Ok, I wanted to validate that the request was really about SHA validation, not version pinning, as I see them as different behaviours. I'll edit the title.

[zivkan]

Oh, and for anyone curious why it's not already happening, MSBuild have docs with a build process overview. The key is that MSBuild will first "evaluate" a project (loading files/SDKs imported, then checking all <PropertyGroup>s not inside a <Target>, then checking all <ItemGroup>s also not in any <Target>. Finally, once all that has happened, it executes targets.

MSBuild SDK download happens during that import evaluation, where MSBuild calls a NuGet API specifically for downloading SDKs. At this time, since the rest of the evaluation hasn't happened (it can't happen, because the props/targets files haven't been downloaded yet in order to evaluate), NuGet doesn't yet know what all the <PackageReference items are.

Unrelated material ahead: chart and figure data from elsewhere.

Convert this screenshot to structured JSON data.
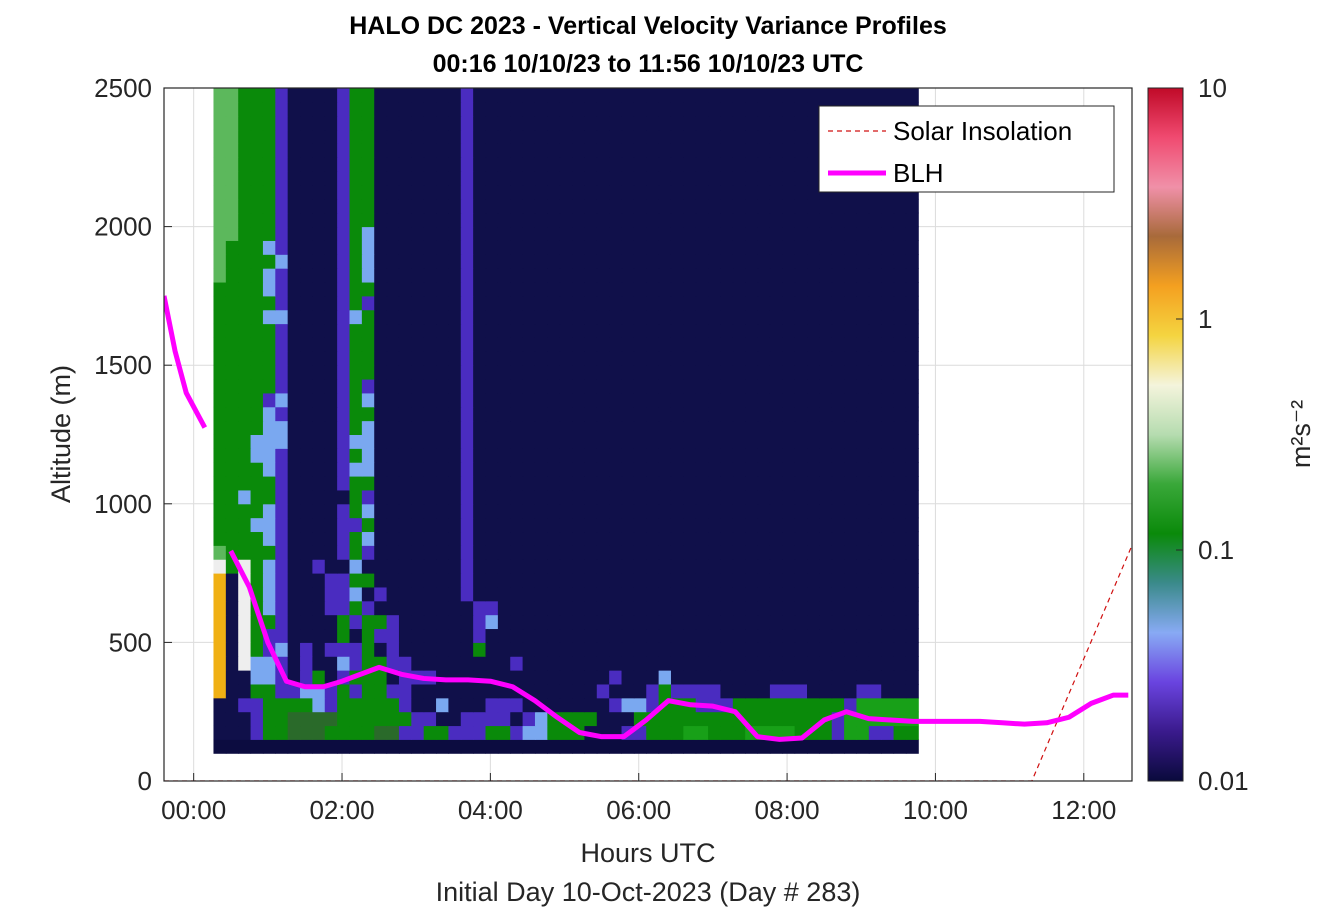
{
  "chart_data": {
    "type": "heatmap",
    "title": "HALO DC 2023 - Vertical Velocity Variance Profiles",
    "subtitle": "00:16 10/10/23 to 11:56 10/10/23  UTC",
    "xlabel": "Hours UTC",
    "xlabel2": "Initial Day 10-Oct-2023 (Day # 283)",
    "ylabel": "Altitude (m)",
    "xlim": [
      -0.4,
      12.65
    ],
    "ylim": [
      0,
      2500
    ],
    "x_ticks": [
      0,
      2,
      4,
      6,
      8,
      10,
      12
    ],
    "x_tick_labels": [
      "00:00",
      "02:00",
      "04:00",
      "06:00",
      "08:00",
      "10:00",
      "12:00"
    ],
    "y_ticks": [
      0,
      500,
      1000,
      1500,
      2000,
      2500
    ],
    "y_tick_labels": [
      "0",
      "500",
      "1000",
      "1500",
      "2000",
      "2500"
    ],
    "grid": true,
    "legend_position": "top-right",
    "colorbar": {
      "label": "m²s⁻²",
      "scale": "log",
      "range": [
        0.01,
        10
      ],
      "ticks": [
        0.01,
        0.1,
        1,
        10
      ],
      "tick_labels": [
        "0.01",
        "0.1",
        "1",
        "10"
      ],
      "colors": [
        "#0a0a3c",
        "#3a1a8c",
        "#6a44e0",
        "#88aaf4",
        "#3a8a8a",
        "#0a8a0a",
        "#3aa83a",
        "#b6dcb0",
        "#f4f4dc",
        "#f4d440",
        "#f4a020",
        "#a86a3a",
        "#f090a8",
        "#f04a70",
        "#c00a28"
      ]
    },
    "grid_x_start": 0.267,
    "grid_dx": 0.1667,
    "grid_y_start": 100,
    "grid_dy": 50,
    "variance_rows_bottom_to_top": [
      "0000000000000000000000000000000000000000000000000000000000000",
      "bbbpggrrrggggrrppggpppggpwwgggbbbppgggffgggffffgggpffppgggggg",
      "bbbpggrrrrggggggppbbppppbpwggggbbbggggggggggggggggpffffffggff",
      "bbppggggwpgggggpbbwbbbpppbbbbbbbpwwpgggpppgggggggggpffffffbpf",
      "abbggppwwpgpggppbbbbbbbbbbbbbbbpbbbpgppppbbbbpppbbbbppbbbbgpp",
      "abbwwpbpgbpgggbpppbbbbbbbbbbbbbbpbbbwbbbbbbbbbbbbbbbbbbbbbbpp",
      "ab.wwpbpbbwpggppbbbbbbbbpbbbbbbbbbbbbbbbbbbbbbbbbbbbbbbbbbpbp",
      "ab.gpwbpbpppgbpbbbbbbgbbbbbbbbbbbbbbbbbbbbbbbbbbbbbbbbbbbbbbb",
      "ab.gppbbbbgbgppbbbbbbpbbbbbbbbbbbbbbbbbbbbbbbbbbbbbbbbbbbbbbb",
      "ab.ggpbbbbgpggpbbbbbbpwbbbbbbbbbbbbbbbbbbbbbbbbbbbbbbbbbbbbbb",
      "ab.gwpbbbppgpbbbbbbbbppbbbbbbbbbbbbbbbbbbbbbbbbbbbbbbbbbbbbbb",
      "ab.gwpbbbppwbpbbbbbbpbbbbbbbbbbbbbbbbbbbbbbbbbbbbbbbbbbbbbbbb",
      "ab.gwpbbbppggbbbbbbbpbbbbbbbbbbbbbbbbbbbbbbbbbbbbbbbbbbbbbbbb",
      ".g.gwpbbpbbwbbbbbbbbpbbbbbbbbbbbbbbbbbbbbbbbbbbbbbbbbbbbbbbbb",
      "lggggpbbbbpgpbbbbbbbpbbbbbbbbbbbbbbbbbbbbbbbbbbbbbbbbbbbbbbbb",
      "ggggwpbbbbpgwbbbbbbbpbbbbbbbbbbbbbbbbbbbbbbbbbbbbbbbbbbbbbbbb",
      "gggwwpbbbbppgbbbbbbbpbbbbbbbbbbbbbbbbbbbbbbbbbbbbbbbbbbbbbbbb",
      "ggggwpbbbbpgwbbbbbbbpbbbbbbbbbbbbbbbbbbbbbbbbbbbbbbbbbbbbbbbb",
      "ggwggpbbbbbgpbbbbbbbpbbbbbbbbbbbbbbbbbbbbbbbbbbbbbbbbbbbbbbbb",
      "gggggpbbbbpggbbbbbbbpbbbbbbbbbbbbbbbbbbbbbbbbbbbbbbbbbbbbbbbb",
      "ggggwpbbbbpwwbbbbbbbpbbbbbbbbbbbbbbbbbbbbbbbbbbbbbbbbbbbbbbbb",
      "gggwwpbbbbpgwbbbbbbbpbbbbbbbbbbbbbbbbbbbbbbbbbbbbbbbbbbbbbbbb",
      "gggwwwbbbbpwwbbbbbbbpbbbbbbbbbbbbbbbbbbbbbbbbbbbbbbbbbbbbbbbb",
      "ggggwwbbbbpgwbbbbbbbpbbbbbbbbbbbbbbbbbbbbbbbbbbbbbbbbbbbbbbbb",
      "ggggwpbbbbpggbbbbbbbpbbbbbbbbbbbbbbbbbbbbbbbbbbbbbbbbbbbbbbbb",
      "ggggpwbbbbpgwbbbbbbbpbbbbbbbbbbbbbbbbbbbbbbbbbbbbbbbbbbbbbbbb",
      "gggggpbbbbpgpbbbbbbbpbbbbbbbbbbbbbbbbbbbbbbbbbbbbbbbbbbbbbbbb",
      "gggggpbbbbpggbbbbbbbpbbbbbbbbbbbbbbbbbbbbbbbbbbbbbbbbbbbbbbbb",
      "gggggpbbbbpggbbbbbbbpbbbbbbbbbbbbbbbbbbbbbbbbbbbbbbbbbbbbbbbb",
      "gggggpbbbbpggbbbbbbbpbbbbbbbbbbbbbbbbbbbbbbbbbbbbbbbbbbbbbbbb",
      "gggggpbbbbpggbbbbbbbpbbbbbbbbbbbbbbbbbbbbbbbbbbbbbbbbbbbbbbbb",
      "ggggwwbbbbpwgbbbbbbbpbbbbbbbbbbbbbbbbbbbbbbbbbbbbbbbbbbbbbbbb",
      "gggggpbbbbpgpbbbbbbbpbbbbbbbbbbbbbbbbbbbbbbbbbbbbbbbbbbbbbbbb",
      "ggggwpbbbbpggbbbbbbbpbbbbbbbbbbbbbbbbbbbbbbbbbbbbbbbbbbbbbbbb",
      "lgggwpbbbbpgwbbbbbbbpbbbbbbbbbbbbbbbbbbbbbbbbbbbbbbbbbbbbbbbb",
      "lggggwbbbbpgwbbbbbbbpbbbbbbbbbbbbbbbbbbbbbbbbbbbbbbbbbbbbbbbb",
      "lgggwpbbbbpgwbbbbbbbpbbbbbbbbbbbbbbbbbbbbbbbbbbbbbbbbbbbbbbbb",
      "llgggpbbbbpgwbbbbbbbpbbbbbbbbbbbbbbbbbbbbbbbbbbbbbbbbbbbbbbbb",
      "llgggpbbbbpggbbbbbbbpbbbbbbbbbbbbbbbbbbbbbbbbbbbbbbbbbbbbbbbb",
      "llgggpbbbbpggbbbbbbbpbbbbbbbbbbbbbbbbbbbbbbbbbbbbbbbbbbbbbbbb",
      "llgggpbbbbpggbbbbbbbpbbbbbbbbbbbbbbbbbbbbbbbbbbbbbbbbbbbbbbbb",
      "llgggpbbbbpggbbbbbbbpbbbbbbbbbbbbbbbbbbbbbbbbbbbbbbbbbbbbbbbb",
      "llgggpbbbbpggbbbbbbbpbbbbbbbbbbbbbbbbbbbbbbbbbbbbbbbbbbbbbbbb",
      "llgggpbbbbpggbbbbbbbpbbbbbbbbbbbbbbbbbbbbbbbbbbbbbbbbbbbbbbbb",
      "llgggpbbbbpggbbbbbbbpbbbbbbbbbbbbbbbbbbbbbbbbbbbbbbbbbbbbbbbb",
      "llgggpbbbbpggbbbbbbbpbbbbbbbbbbbbbbbbbbbbbbbbbbbbbbbbbbbbbbbb",
      "llgggpbbbbpggbbbbbbbpbbbbbbbbbbbbbbbbbbbbbbbbbbbbbbbbbbbbbbbb",
      "llgggpbbbbpggbbbbbbbpbbbbbbbbbbbbbbbbbbbbbbbbbbbbbbbbbbbbbbbb"
    ],
    "series": [
      {
        "name": "Solar Insolation",
        "color": "#d01010",
        "style": "dashed",
        "x": [
          -0.4,
          11.3,
          12.65
        ],
        "y": [
          0,
          0,
          850
        ]
      },
      {
        "name": "BLH",
        "color": "#ff00ff",
        "style": "solid",
        "segments": [
          {
            "x": [
              -0.4,
              -0.25,
              -0.1,
              0.15
            ],
            "y": [
              1750,
              1550,
              1400,
              1275
            ]
          },
          {
            "x": [
              0.5,
              0.75,
              1.0,
              1.25,
              1.5,
              1.75,
              2.0,
              2.25,
              2.5,
              2.8,
              3.1,
              3.4,
              3.7,
              4.0,
              4.3,
              4.6,
              4.9,
              5.2,
              5.5,
              5.8,
              6.1,
              6.4,
              6.7,
              7.0,
              7.3,
              7.6,
              7.9,
              8.2,
              8.5,
              8.8,
              9.1,
              9.4,
              9.7,
              10.0,
              10.3,
              10.6,
              10.9,
              11.2,
              11.5,
              11.8,
              12.1,
              12.4,
              12.6
            ]
          },
          {
            "x": [],
            "y": []
          }
        ]
      }
    ]
  }
}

Restore is a target, and so happens during MSBuild's target exucution phase. So a "long time" after the SDK imports were evaluated (downloaded).

Just thinking out loud, since one of the features of lock files is detecting when the package graph has changed (and allowing to fail restore with "locked mode"), this will make the implementation of including MSBuild SDKs in the lock file challenging, since there is no single method that is an entry point to both PackageReference item restore and MSBuild SDK downloads, so NuGet will never have a complete set of packages in memory to compare against the lock file. The design will have to account for this, but it might (I really haven't thought much about this) be as simple as adding a "sdk" property to the lock file, so that PackageReference and SDKs can be evaluated separately.

[KalleOlaviNiemitalo]

The versions of referenced MSBuild SDKs can already be declared in a global.json file. I imagine the SDK resolver could likewise read hashes from a file (either global.json or a new msbuild-sdks.lock.json file) and verify them. However:

• How would the developer add the hashes to the file? Perhaps MSBuild could recognise new properties MSBuildSdkUseLockFile and MSBuildSdkRestoreLockedMode to control that.
• How much time would the hashing cost?